UNITED FINANCIAL, INC.

1128 South Main Street

Graham, North Carolina 27253

 

APPOINTMENT OF PROXY

SOLICITED BY THE BOARD OF DIRECTORS

 

The undersigned hereby appoints Larry E. Brooks, Donald Ray Bullis and Lynn Sidney Lloyd as attorneys and proxies, with full power of substitution, to vote all shares of the common stock of United Financial, Inc. (the “Company”), held of record by the undersigned on             , 2005, at the 2005 Annual Meeting of Shareholders of the Company (the “Annual Meeting”) to be held at 1128 South Main Street, Graham, North Carolina, at                     .m. on             , 2005, and at any adjournments thereof. The undersigned hereby directs that the shares represented by this appointment of proxy be voted as follows on the proposals listed below:

 

1. PROPOSAL TO APPROVE the Plan of Merger between United Financial, Inc. and FNB Corp. and the transactions contemplated by the Agreement and Plan of Merger.

 

¨ FOR   ¨ AGAINST   ¨ ABSTAIN

 

2. ELECTION OF DIRECTORS: Proposal to elect five (5) directors of the Company for terms of three (3) years:

 

  ¨ FOR all nominees listed below (except as indicated otherwise below)

 

  ¨ WITHHOLD AUTHORITY to vote for all nominees listed below

 

NOMINEES:

 

William M. Griffith, Jr.

Phoebe Massey Harrison

John V. Moon

L. J. Rogers, Jr.

Morris L. Shambley

 

  INSTRUCTION: To withhold authority to vote for any individual nominee, write that nominee’s name on the line below.

 

 

 

3. RATIFICATION OF INDEPENDENT ACCOUNTANTS: Proposal to ratify the appointment of Larrowe & Company, P.L.C., as the Company’s independent public accountants for 2005.

 

¨ FOR   ¨ AGAINST   ¨ ABSTAIN

 

     OTHER BUSINESS: On such other matters as may properly come before the Annual Meeting, the proxies are authorized to vote the shares represented by this appointment of proxy in accordance with their best judgment.

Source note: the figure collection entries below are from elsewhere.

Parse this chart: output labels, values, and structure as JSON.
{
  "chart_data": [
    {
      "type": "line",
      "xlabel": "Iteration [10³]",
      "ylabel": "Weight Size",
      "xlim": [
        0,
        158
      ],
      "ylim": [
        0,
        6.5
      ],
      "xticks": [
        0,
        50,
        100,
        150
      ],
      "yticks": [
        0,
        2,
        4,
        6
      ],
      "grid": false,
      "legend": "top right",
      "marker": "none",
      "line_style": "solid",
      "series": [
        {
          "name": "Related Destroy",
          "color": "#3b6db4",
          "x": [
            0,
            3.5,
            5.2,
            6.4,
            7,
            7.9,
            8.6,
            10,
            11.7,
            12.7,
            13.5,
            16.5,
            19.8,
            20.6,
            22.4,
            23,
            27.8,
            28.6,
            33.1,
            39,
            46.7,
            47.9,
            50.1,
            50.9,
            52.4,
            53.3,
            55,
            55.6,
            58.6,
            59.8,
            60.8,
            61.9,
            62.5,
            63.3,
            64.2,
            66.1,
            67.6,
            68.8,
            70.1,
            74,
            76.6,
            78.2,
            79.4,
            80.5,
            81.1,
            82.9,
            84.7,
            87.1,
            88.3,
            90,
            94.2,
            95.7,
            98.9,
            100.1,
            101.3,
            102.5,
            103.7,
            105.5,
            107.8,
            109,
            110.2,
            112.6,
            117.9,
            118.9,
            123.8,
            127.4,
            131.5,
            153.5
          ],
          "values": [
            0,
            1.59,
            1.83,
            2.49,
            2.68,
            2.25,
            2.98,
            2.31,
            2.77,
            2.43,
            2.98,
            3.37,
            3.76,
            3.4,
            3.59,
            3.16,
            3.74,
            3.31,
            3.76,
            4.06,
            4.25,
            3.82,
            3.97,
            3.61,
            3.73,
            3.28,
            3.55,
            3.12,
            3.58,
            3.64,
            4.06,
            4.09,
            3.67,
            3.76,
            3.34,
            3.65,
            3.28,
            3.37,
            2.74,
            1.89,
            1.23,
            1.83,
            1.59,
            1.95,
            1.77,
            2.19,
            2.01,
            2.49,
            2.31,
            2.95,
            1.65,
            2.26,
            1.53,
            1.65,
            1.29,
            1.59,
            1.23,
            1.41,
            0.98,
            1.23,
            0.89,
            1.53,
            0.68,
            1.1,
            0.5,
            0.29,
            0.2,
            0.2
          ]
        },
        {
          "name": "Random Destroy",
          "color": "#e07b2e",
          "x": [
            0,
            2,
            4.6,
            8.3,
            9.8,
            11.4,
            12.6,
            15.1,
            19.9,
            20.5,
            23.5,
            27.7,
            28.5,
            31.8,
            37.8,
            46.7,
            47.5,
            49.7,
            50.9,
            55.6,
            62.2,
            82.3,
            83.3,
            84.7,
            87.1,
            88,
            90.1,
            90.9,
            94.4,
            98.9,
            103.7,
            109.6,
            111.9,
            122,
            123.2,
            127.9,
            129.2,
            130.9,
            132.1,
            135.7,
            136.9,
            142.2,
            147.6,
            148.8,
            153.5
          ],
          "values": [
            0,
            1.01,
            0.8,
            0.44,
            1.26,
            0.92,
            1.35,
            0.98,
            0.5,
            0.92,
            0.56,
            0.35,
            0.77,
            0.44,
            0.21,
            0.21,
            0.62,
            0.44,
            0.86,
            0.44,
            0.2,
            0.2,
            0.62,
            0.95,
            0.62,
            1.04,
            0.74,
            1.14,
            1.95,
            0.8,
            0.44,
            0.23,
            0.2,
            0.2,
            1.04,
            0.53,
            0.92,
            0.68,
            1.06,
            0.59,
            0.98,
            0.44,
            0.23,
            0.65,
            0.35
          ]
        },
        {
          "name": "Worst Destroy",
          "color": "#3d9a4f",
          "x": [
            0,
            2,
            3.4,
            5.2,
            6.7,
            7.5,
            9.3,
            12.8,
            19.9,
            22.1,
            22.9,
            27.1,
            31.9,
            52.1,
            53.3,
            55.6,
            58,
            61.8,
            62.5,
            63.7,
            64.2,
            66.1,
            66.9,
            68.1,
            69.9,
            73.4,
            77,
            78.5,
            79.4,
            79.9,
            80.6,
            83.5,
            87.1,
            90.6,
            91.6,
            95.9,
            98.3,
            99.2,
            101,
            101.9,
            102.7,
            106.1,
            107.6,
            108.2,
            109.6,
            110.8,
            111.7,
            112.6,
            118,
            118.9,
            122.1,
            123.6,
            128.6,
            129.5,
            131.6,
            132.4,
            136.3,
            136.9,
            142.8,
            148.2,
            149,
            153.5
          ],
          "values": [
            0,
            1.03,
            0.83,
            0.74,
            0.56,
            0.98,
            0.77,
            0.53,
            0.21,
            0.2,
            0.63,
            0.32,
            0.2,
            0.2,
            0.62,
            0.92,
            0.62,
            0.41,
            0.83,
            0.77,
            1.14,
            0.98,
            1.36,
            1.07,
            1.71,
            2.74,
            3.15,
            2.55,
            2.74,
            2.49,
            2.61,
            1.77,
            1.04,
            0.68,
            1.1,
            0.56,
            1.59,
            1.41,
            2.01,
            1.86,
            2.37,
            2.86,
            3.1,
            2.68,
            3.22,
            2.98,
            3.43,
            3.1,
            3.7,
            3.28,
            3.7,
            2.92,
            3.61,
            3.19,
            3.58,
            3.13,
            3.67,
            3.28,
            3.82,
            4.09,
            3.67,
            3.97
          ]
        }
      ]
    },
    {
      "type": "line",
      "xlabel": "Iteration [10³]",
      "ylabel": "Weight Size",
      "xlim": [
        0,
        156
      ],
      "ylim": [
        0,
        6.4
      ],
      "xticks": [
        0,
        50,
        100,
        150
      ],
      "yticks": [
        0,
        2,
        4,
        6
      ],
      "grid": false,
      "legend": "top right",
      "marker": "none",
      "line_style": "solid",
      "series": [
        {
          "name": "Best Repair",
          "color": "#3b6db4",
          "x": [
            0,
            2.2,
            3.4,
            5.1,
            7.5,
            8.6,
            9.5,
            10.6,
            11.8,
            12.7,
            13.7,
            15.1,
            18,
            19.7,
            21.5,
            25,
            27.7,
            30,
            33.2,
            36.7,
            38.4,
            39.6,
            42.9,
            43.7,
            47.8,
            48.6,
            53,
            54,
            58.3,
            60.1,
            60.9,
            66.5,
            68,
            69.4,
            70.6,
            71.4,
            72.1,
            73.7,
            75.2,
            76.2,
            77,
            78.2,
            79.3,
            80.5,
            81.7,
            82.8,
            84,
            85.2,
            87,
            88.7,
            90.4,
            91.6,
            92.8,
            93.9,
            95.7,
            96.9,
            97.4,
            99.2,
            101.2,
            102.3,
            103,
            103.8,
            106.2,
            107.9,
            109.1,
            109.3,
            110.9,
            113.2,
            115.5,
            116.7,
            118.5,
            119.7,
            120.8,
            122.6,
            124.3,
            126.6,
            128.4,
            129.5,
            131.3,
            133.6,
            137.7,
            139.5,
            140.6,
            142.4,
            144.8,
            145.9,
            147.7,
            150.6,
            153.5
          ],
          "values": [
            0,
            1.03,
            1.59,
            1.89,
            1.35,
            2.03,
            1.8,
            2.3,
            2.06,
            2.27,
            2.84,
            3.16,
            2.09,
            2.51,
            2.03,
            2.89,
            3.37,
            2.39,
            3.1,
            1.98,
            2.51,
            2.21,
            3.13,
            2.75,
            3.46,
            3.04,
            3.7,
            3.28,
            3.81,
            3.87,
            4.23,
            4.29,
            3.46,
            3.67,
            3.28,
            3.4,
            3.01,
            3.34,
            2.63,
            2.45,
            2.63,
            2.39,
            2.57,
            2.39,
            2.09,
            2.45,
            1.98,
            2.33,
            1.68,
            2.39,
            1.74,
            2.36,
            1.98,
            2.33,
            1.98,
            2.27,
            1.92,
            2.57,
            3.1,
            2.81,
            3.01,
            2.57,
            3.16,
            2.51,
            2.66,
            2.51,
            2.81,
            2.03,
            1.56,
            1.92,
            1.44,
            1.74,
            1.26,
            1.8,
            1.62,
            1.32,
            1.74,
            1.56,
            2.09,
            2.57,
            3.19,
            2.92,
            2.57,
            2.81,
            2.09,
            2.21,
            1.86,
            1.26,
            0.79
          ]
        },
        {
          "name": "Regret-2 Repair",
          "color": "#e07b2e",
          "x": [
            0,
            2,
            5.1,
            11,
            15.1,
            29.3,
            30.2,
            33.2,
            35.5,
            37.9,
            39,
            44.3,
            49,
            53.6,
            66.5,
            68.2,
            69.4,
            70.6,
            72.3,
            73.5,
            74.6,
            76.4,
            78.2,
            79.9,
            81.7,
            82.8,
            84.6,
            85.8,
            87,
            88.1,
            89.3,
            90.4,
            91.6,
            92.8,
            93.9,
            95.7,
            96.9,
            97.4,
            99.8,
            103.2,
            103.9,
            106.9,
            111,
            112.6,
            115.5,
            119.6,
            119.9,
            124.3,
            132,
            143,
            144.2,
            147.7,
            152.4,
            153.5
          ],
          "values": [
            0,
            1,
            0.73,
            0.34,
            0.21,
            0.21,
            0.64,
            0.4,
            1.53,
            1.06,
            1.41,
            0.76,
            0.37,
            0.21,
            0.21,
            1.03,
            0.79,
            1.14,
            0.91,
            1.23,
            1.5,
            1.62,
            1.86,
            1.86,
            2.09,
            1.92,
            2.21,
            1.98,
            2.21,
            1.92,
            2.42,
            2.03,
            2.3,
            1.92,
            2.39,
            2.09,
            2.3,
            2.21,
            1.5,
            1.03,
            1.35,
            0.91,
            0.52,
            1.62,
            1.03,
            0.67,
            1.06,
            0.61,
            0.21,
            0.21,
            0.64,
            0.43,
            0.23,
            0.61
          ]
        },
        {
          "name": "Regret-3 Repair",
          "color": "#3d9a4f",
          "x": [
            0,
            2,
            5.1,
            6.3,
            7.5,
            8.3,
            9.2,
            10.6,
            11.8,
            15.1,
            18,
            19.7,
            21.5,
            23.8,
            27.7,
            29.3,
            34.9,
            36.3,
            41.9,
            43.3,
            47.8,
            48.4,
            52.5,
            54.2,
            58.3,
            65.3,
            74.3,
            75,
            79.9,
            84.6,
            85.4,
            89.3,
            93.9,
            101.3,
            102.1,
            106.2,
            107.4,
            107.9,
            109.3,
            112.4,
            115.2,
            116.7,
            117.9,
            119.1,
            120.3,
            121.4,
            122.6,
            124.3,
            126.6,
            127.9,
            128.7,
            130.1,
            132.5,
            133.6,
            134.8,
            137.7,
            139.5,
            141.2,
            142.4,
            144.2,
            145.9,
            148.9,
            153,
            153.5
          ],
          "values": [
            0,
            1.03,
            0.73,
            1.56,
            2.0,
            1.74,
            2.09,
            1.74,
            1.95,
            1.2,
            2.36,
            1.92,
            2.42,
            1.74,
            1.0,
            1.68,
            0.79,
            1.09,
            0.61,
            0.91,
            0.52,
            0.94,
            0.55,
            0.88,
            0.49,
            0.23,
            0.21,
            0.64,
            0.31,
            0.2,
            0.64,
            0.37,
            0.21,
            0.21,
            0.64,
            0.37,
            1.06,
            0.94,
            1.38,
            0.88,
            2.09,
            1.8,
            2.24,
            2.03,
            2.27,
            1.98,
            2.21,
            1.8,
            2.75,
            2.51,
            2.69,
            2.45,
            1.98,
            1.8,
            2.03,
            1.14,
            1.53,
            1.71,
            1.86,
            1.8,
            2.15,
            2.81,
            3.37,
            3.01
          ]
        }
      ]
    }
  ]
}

PLEASE DATE AND SIGN THIS APPOINTMENT OF PROXY

AND RETURN IN THE ENVELOPE PROVIDED

 

The shares represented by this appointment of proxy will be voted as directed above. In the absence of any direction, such shares will be voted for the election of each of the nominees listed in proposal 2 by casting an equal number of votes for each such nominee, and for proposals 1 and 3. If, at or before the time of the meeting, any nominee listed in proposal 2 has become unavailable for any reason, the proxy is authorized to vote for a substitute nominee. This appointment of proxy may be revoked by the holder of the shares to which it relates at any time before it is exercised by filing with William E. Swing, Jr., Secretary of the Company, a written instrument revoking it or a duly executed appointment of proxy bearing a later date, or by attending the annual meeting and announcing his or her intention to vote in person.

 

Dated:                                                                                , 2005

                                                                                                         

Signature

                                                                                                         

Signature if held jointly

Instruction: Please sign above exactly as your name appears on this appointment of proxy. Joint owners of shares should both sign. Fiduciaries or other persons signing in a representative capacity should indicate the capacity in which they are signing.

 

Important: To ensure that a quorum is present, please send in your appointment of proxy whether or not you plan to attend the annual meeting. Even if you send in your appointment of proxy, you will be able to vote in person at the meeting if you so desire.